In addition to volatility of individual securities, you also face risks related to your life span, market changes, and more. The following table explains how to minimize risks.

Risk Definition Management Techniques
Longevity risk The risk you’ll outlive your money Make sure you have a sensible withdrawal rate. Know what you need for big purchases and for basic expenses. Consider a no-load, low-cost immediate annuity to guarantee an inflation-adjusted lifetime stream of income, at least sufficient to cover basic needs that Social Security and any pension benefits don’t cover.
Liquidity risk The risk that you won’t have the cash on hand when you need it, forcing you to sell assets in a down market Assign chunks of your money to each major goal. Plan to have more accessible liquid assets, such as short-term bonds and cash, in those accounts as the time approaches.
Inflation risk The risk inflation will outpace the return on your investments, reducing your purchasing power Long-term inflation is close to 4%; underestimating the effect of price increases can put your portfolio and income stream at risk. Use a realistic inflation factor in your planning.
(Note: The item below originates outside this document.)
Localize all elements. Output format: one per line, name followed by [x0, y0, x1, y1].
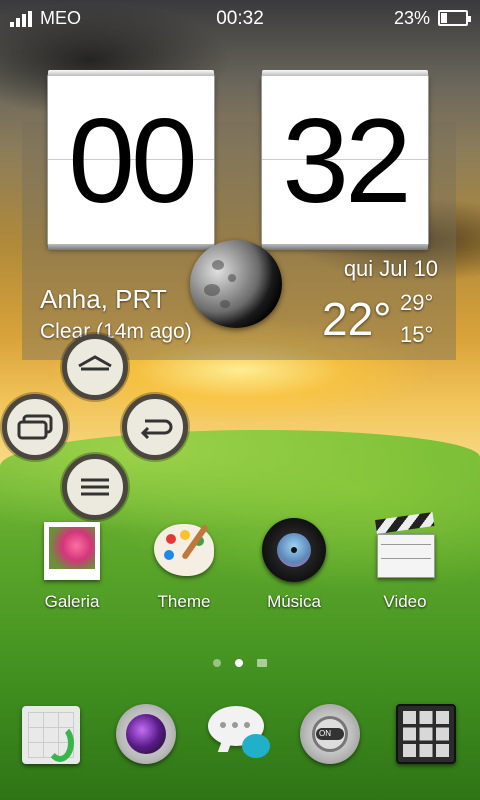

Make sure you have enough equity in your mix to grow your long-term money faster than inflation.
Market risk The risk that stock and bond markets as a whole will fall Get a mix of stocks, bonds, and cash that make sense for your risk tolerance and time horizon.
Manager risk The risk that you’ll pick the wrong money manager, your manager will leave, or your actively managed mutual fund will do worse than the market on a risk-adjusted basis Consider using index mutual funds or exchange-traded funds (ETFs) that attempt to match the performance of their given market sector. Be happy with what the markets give you and enjoy the lower costs.